Through my own experience, I’ve come to see the wisdom of a professional demeanor and the slight distance it gives you from other workers. If I don’t like you enough to want you as a friend, why would I need to disclose things that you don’t need to know?
There will be some people who will hear when I get a kitten. Others will not. If James and I have a fight before I go to work, it is incredibly unlikely that anyone will know. I do not share some things and I do share others.
And it’s not a matter of being in the closet or out of the closet. It’s topicality. And the requirements of the moment. And…
Okay – that was a long side road. Back on topic.
What was the topic?
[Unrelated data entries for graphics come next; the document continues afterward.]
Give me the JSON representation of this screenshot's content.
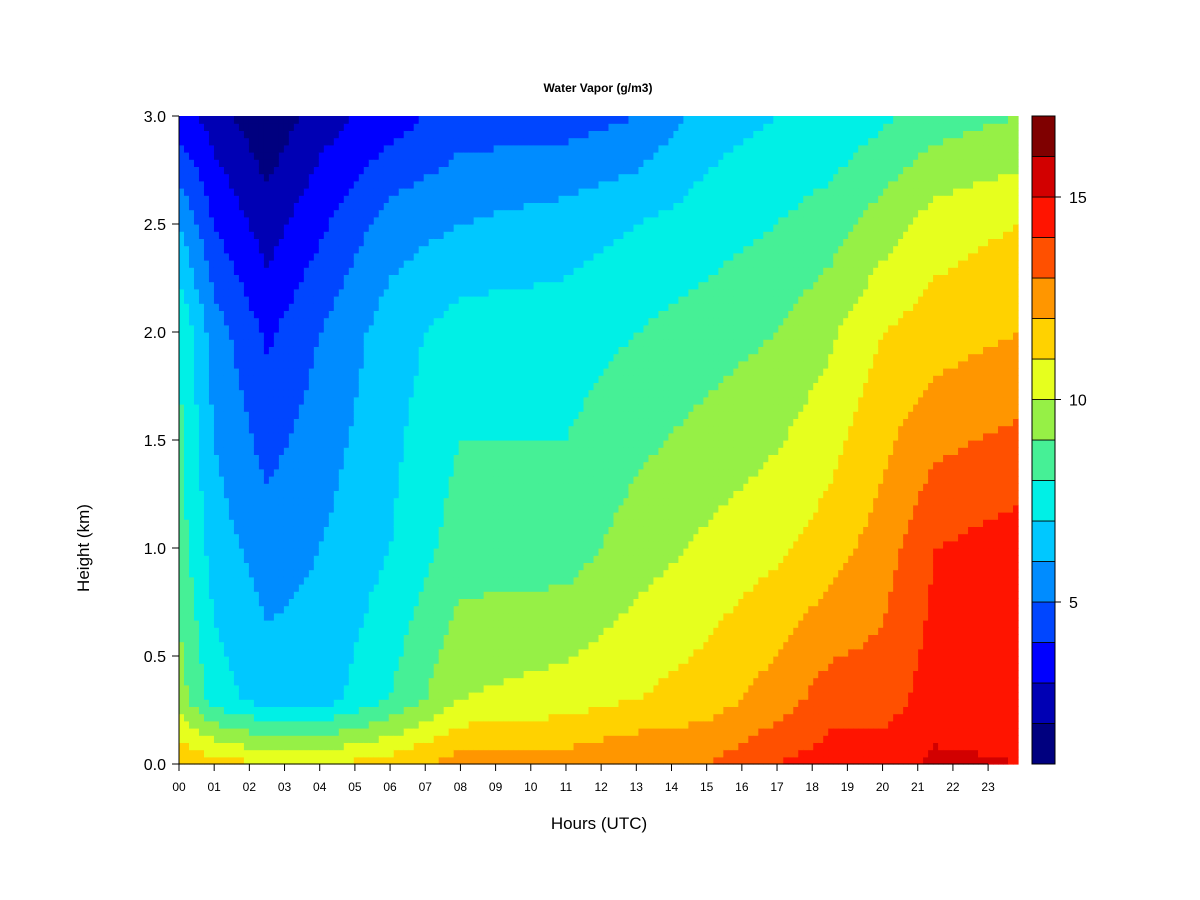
{
  "chart_data": {
    "type": "heatmap",
    "title": "Water Vapor (g/m3)",
    "xlabel": "Hours (UTC)",
    "ylabel": "Height (km)",
    "x_ticks": [
      "00",
      "01",
      "02",
      "03",
      "04",
      "05",
      "06",
      "07",
      "08",
      "09",
      "10",
      "11",
      "12",
      "13",
      "14",
      "15",
      "16",
      "17",
      "18",
      "19",
      "20",
      "21",
      "22",
      "23"
    ],
    "y_ticks": [
      "0.0",
      "0.5",
      "1.0",
      "1.5",
      "2.0",
      "2.5",
      "3.0"
    ],
    "xlim": [
      0,
      23.85
    ],
    "ylim": [
      0,
      3.0
    ],
    "colorbar": {
      "levels": [
        1,
        2,
        3,
        4,
        5,
        6,
        7,
        8,
        9,
        10,
        11,
        12,
        13,
        14,
        15,
        16,
        17
      ],
      "tick_values": [
        5,
        10,
        15
      ],
      "tick_labels": [
        "5",
        "10",
        "15"
      ],
      "colors": [
        "#00007f",
        "#0000b4",
        "#0000ff",
        "#0046ff",
        "#008cff",
        "#00c8ff",
        "#00f0e6",
        "#46f096",
        "#96f046",
        "#e6ff1e",
        "#ffd200",
        "#ff9600",
        "#ff5000",
        "#ff1400",
        "#d20000",
        "#7f0000"
      ]
    },
    "field_profiles": [
      {
        "hour": 0.0,
        "values_by_height": [
          [
            0.0,
            12.0
          ],
          [
            0.3,
            9.5
          ],
          [
            1.0,
            8.5
          ],
          [
            2.0,
            8.0
          ],
          [
            2.5,
            6.0
          ],
          [
            3.0,
            3.5
          ]
        ]
      },
      {
        "hour": 1.0,
        "values_by_height": [
          [
            0.0,
            11.5
          ],
          [
            0.3,
            7.5
          ],
          [
            1.0,
            6.5
          ],
          [
            2.0,
            5.5
          ],
          [
            2.5,
            4.0
          ],
          [
            3.0,
            2.5
          ]
        ]
      },
      {
        "hour": 2.5,
        "values_by_height": [
          [
            0.0,
            11.0
          ],
          [
            0.3,
            6.5
          ],
          [
            1.0,
            5.5
          ],
          [
            2.0,
            3.8
          ],
          [
            2.5,
            2.5
          ],
          [
            3.0,
            1.2
          ]
        ]
      },
      {
        "hour": 4.0,
        "values_by_height": [
          [
            0.0,
            11.0
          ],
          [
            0.3,
            6.5
          ],
          [
            1.0,
            6.0
          ],
          [
            2.0,
            5.0
          ],
          [
            2.5,
            3.8
          ],
          [
            3.0,
            2.5
          ]
        ]
      },
      {
        "hour": 6.0,
        "values_by_height": [
          [
            0.0,
            11.5
          ],
          [
            0.3,
            8.0
          ],
          [
            1.0,
            7.0
          ],
          [
            2.0,
            6.5
          ],
          [
            2.5,
            5.5
          ],
          [
            3.0,
            3.5
          ]
        ]
      },
      {
        "hour": 8.0,
        "values_by_height": [
          [
            0.0,
            12.5
          ],
          [
            0.3,
            10.0
          ],
          [
            1.0,
            8.5
          ],
          [
            2.0,
            7.5
          ],
          [
            2.5,
            6.0
          ],
          [
            3.0,
            4.5
          ]
        ]
      },
      {
        "hour": 11.0,
        "values_by_height": [
          [
            0.0,
            12.5
          ],
          [
            0.3,
            10.5
          ],
          [
            1.0,
            8.5
          ],
          [
            2.0,
            7.5
          ],
          [
            2.5,
            6.5
          ],
          [
            3.0,
            4.5
          ]
        ]
      },
      {
        "hour": 13.0,
        "values_by_height": [
          [
            0.0,
            13.0
          ],
          [
            0.3,
            11.0
          ],
          [
            1.0,
            9.5
          ],
          [
            2.0,
            8.0
          ],
          [
            2.5,
            7.0
          ],
          [
            3.0,
            5.0
          ]
        ]
      },
      {
        "hour": 15.0,
        "values_by_height": [
          [
            0.0,
            13.0
          ],
          [
            0.3,
            11.5
          ],
          [
            1.0,
            10.2
          ],
          [
            2.0,
            8.5
          ],
          [
            2.5,
            7.5
          ],
          [
            3.0,
            6.5
          ]
        ]
      },
      {
        "hour": 17.0,
        "values_by_height": [
          [
            0.0,
            14.0
          ],
          [
            0.3,
            12.5
          ],
          [
            1.0,
            10.8
          ],
          [
            2.0,
            9.0
          ],
          [
            2.5,
            8.0
          ],
          [
            3.0,
            7.0
          ]
        ]
      },
      {
        "hour": 18.5,
        "values_by_height": [
          [
            0.0,
            14.5
          ],
          [
            0.3,
            13.5
          ],
          [
            1.0,
            11.5
          ],
          [
            2.0,
            9.8
          ],
          [
            2.5,
            8.5
          ],
          [
            3.0,
            7.2
          ]
        ]
      },
      {
        "hour": 20.0,
        "values_by_height": [
          [
            0.0,
            14.5
          ],
          [
            0.3,
            13.5
          ],
          [
            1.0,
            12.5
          ],
          [
            2.0,
            11.0
          ],
          [
            2.5,
            9.5
          ],
          [
            3.0,
            7.8
          ]
        ]
      },
      {
        "hour": 21.5,
        "values_by_height": [
          [
            0.0,
            15.2
          ],
          [
            0.3,
            14.5
          ],
          [
            1.0,
            14.0
          ],
          [
            2.0,
            11.5
          ],
          [
            2.5,
            10.5
          ],
          [
            3.0,
            8.5
          ]
        ]
      },
      {
        "hour": 23.85,
        "values_by_height": [
          [
            0.0,
            15.0
          ],
          [
            0.3,
            14.5
          ],
          [
            1.0,
            14.5
          ],
          [
            2.0,
            12.0
          ],
          [
            2.5,
            11.0
          ],
          [
            3.0,
            9.0
          ]
        ]
      }
    ]
  }
}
Oh, yeah, my first three days of work.
Day 2 was devoted to Getting the Best from Employees, where we found out our personality types and learned to stereotype others (diversity training?), and another one…wait…nope, can’t remember what it was. And this was the day I enjoyed best so far.
Day 3 was violence and difficult situations. Although I controlled myself well and didn’t actually engage in either myself. Neither presenter knew their material, giving utterly inept and/or incorrect readings of charts, failing to mention or emphasize main points in some sections, etc, etc.
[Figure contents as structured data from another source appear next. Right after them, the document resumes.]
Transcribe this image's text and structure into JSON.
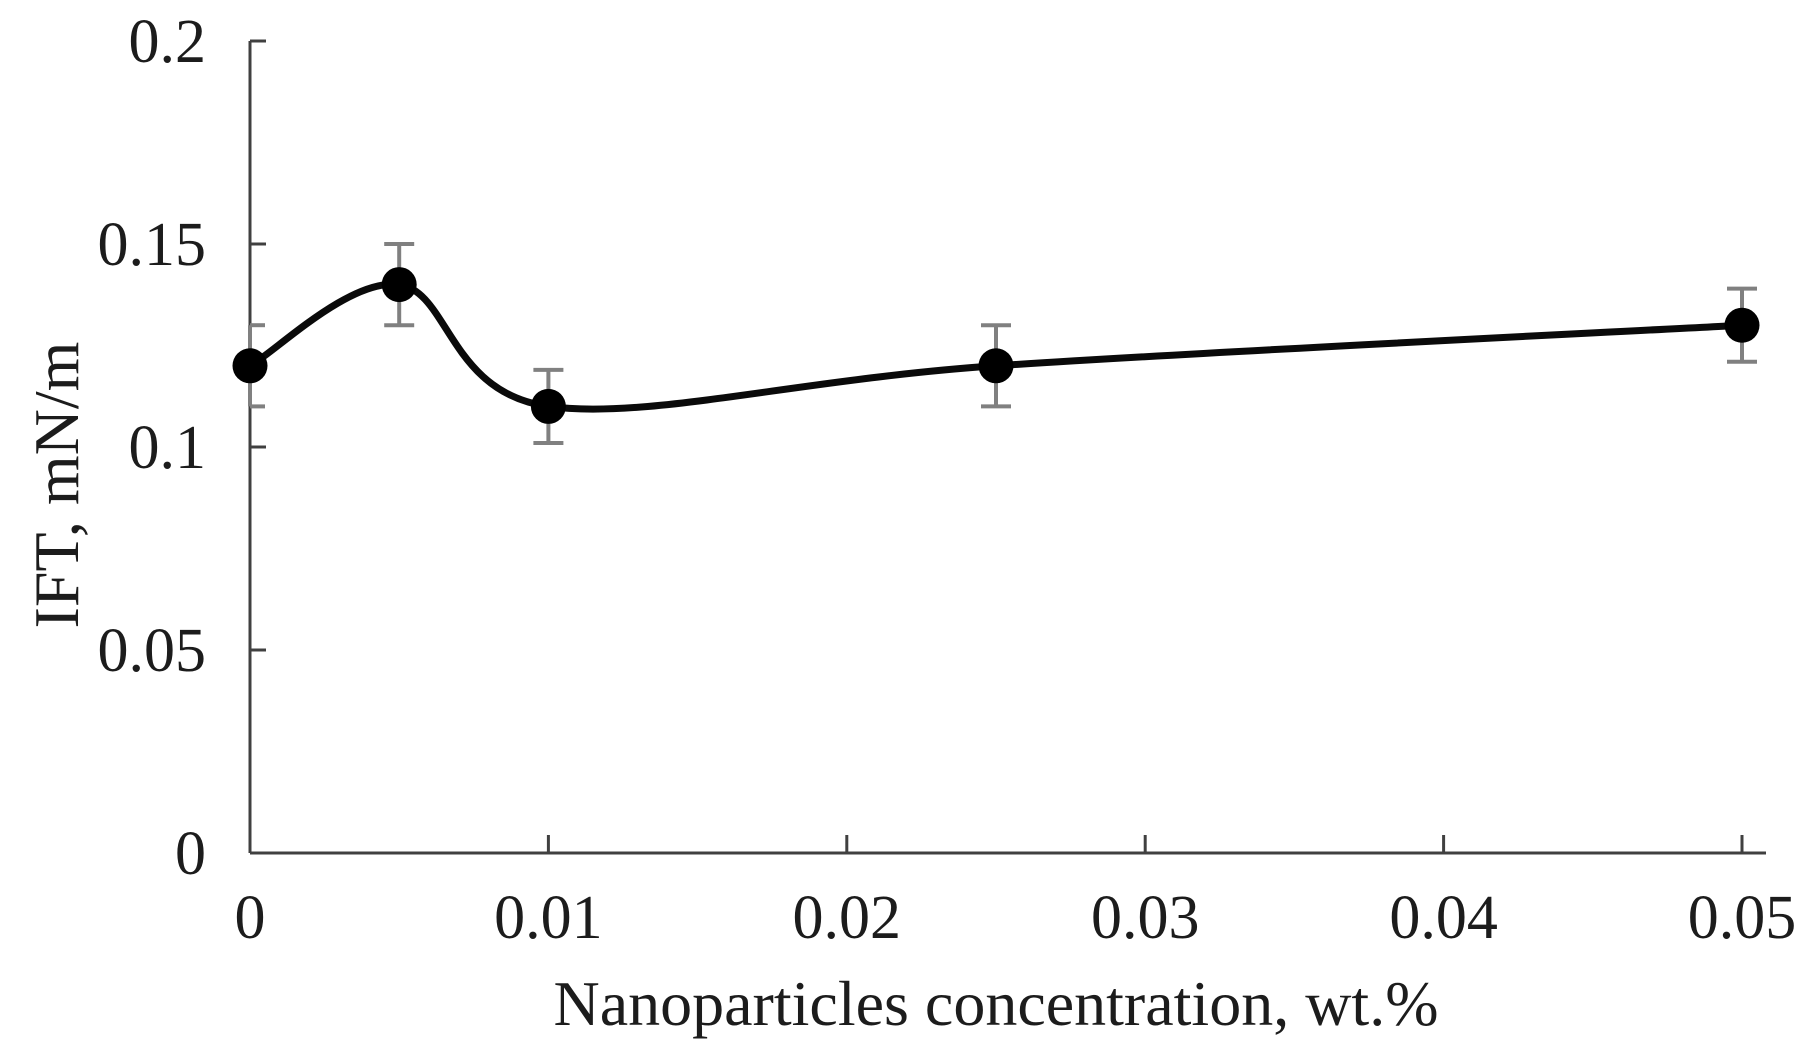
{
  "chart_data": {
    "type": "line",
    "title": "",
    "xlabel": "Nanoparticles concentration, wt.%",
    "ylabel": "IFT, mN/m",
    "series": [
      {
        "name": "IFT",
        "x": [
          0,
          0.005,
          0.01,
          0.025,
          0.05
        ],
        "y": [
          0.12,
          0.14,
          0.11,
          0.12,
          0.13
        ],
        "y_error": [
          0.01,
          0.01,
          0.009,
          0.01,
          0.009
        ]
      }
    ],
    "xlim": [
      0,
      0.05
    ],
    "ylim": [
      0,
      0.2
    ],
    "x_ticks": {
      "values": [
        0,
        0.01,
        0.02,
        0.03,
        0.04,
        0.05
      ],
      "labels": [
        "0",
        "0.01",
        "0.02",
        "0.03",
        "0.04",
        "0.05"
      ]
    },
    "y_ticks": {
      "values": [
        0,
        0.05,
        0.1,
        0.15,
        0.2
      ],
      "labels": [
        "0",
        "0.05",
        "0.1",
        "0.15",
        "0.2"
      ]
    },
    "grid": false,
    "legend": false,
    "line_smooth": true,
    "marker_shape": "circle",
    "style": {
      "background": "#ffffff",
      "text_color": "#1c1c1c",
      "axis_color": "#404040",
      "line_color": "#0a0a0a",
      "marker_color": "#000000",
      "error_bar_color": "#808080"
    }
  }
}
In learning about violence in the workplace, we were told that women shouldn’t engage and that large men should. Thereby shaming them into making bad decisions? I hope not. Also, this guy is telling a story to illustrate the difference between being argumentative as a personality trait and the sort of argumentative that is a warning sign of possible violent situation escalation. He explains that his friend is a Moroccan Jew – as though that explains why she is argumentative! Stereotyping, anyone? (Though I didn’t even know about that one…) Also, he had a terrible way of disagreeing with people. I think someone, some time, told him that he came across too aggressively in correcting people. His answer is to try and sound like he’s joking, but wow – that make it sound like he’s mocking people for misunderstanding. It’s especially off-putting when he is the one who misunderstood, as happened several times.
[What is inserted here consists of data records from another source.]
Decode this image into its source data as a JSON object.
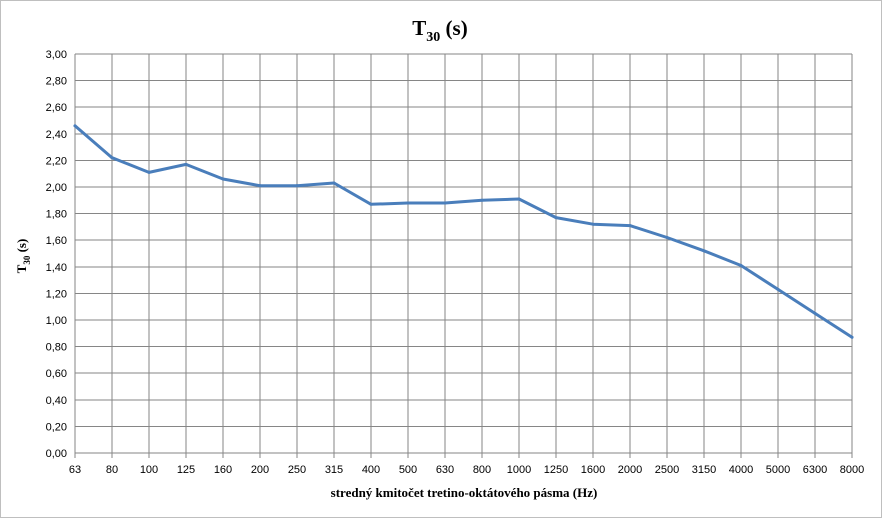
{
  "chart_data": {
    "type": "line",
    "title": "T30 (s)",
    "title_main": "T",
    "title_sub": "30",
    "title_unit": " (s)",
    "xlabel": "stredný kmitočet tretino-oktátového pásma (Hz)",
    "ylabel": "T30 (s)",
    "ylabel_main": "T",
    "ylabel_sub": "30",
    "ylabel_unit": " (s)",
    "ylim": [
      0,
      3
    ],
    "grid": true,
    "legend": "none",
    "yticks": [
      0,
      0.2,
      0.4,
      0.6,
      0.8,
      1.0,
      1.2,
      1.4,
      1.6,
      1.8,
      2.0,
      2.2,
      2.4,
      2.6,
      2.8,
      3.0
    ],
    "ytick_labels": [
      "0,00",
      "0,20",
      "0,40",
      "0,60",
      "0,80",
      "1,00",
      "1,20",
      "1,40",
      "1,60",
      "1,80",
      "2,00",
      "2,20",
      "2,40",
      "2,60",
      "2,80",
      "3,00"
    ],
    "categories": [
      "63",
      "80",
      "100",
      "125",
      "160",
      "200",
      "250",
      "315",
      "400",
      "500",
      "630",
      "800",
      "1000",
      "1250",
      "1600",
      "2000",
      "2500",
      "3150",
      "4000",
      "5000",
      "6300",
      "8000"
    ],
    "series": [
      {
        "color": "#4a7ebb",
        "values": [
          2.46,
          2.22,
          2.11,
          2.17,
          2.06,
          2.01,
          2.01,
          2.03,
          1.87,
          1.88,
          1.88,
          1.9,
          1.91,
          1.77,
          1.72,
          1.71,
          1.62,
          1.52,
          1.41,
          1.23,
          1.05,
          0.87
        ]
      }
    ]
  }
}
Ugh. I seem to be in rant mode right now. Let me refocus again.
I’m getting along with the other team leads pretty well. I didn’t expect to find a new best friend, and I think I’m right in that, but I like and enjoy many of them. I keep hearing about how much fun we’ll be having and I’m starting to get an idea of what that means.
My assumptions involved unrelenting repetitive work, but it seems that many departments stop their workers and have them stand and shake it out periodically. There’s a camaraderie being expressed that I hadn’t expected, and a respect for and trust in the Functional Managers (who directly supervise Team Leaders like us) that gives me strong hope for the operations.
There’s also a person in charge of morale. She arranges parties, provides rewards, and gets people riled up for incentives. There’s a ton of work to do, but they talk about pizza parties and cake breaks and potlucks as though they are regular parts of the job.
It’ll be a while before I’ve experienced enough of this to report back. I’m really looking forward to the operational training – learning to do the jobs I’ll supervise, finding and demonstrating my areas of excellence. There’s a particular job that pays more than the rest, and I can’t help but hope that I am great at that one, but I respect the job assignment process.
We will learn every single task and figure out what we’re good at and enjoy. We’ll also figure out which Functional Managers have the most comfortable ways about them. The assignments will be a combination of Functional Managers requesting us and us requesting them (with them as decisionmakers of course, but what process is perfect?), and the hope is that the assessment of strengths will match.
I’ll put my first guesses here and compare later:
I think I’ll like Sorter and Edits. I think I’ll be good at Check-in, Sorter, Imaging, Key from Image, and Edits. I think I’ll do worst at Transcription (I cramp up with large amounts of hand-writing) and Document Prep. Okay, maybe I won’t do poorly at Doc Prep, but it’s the one area that sounds like a drag to me.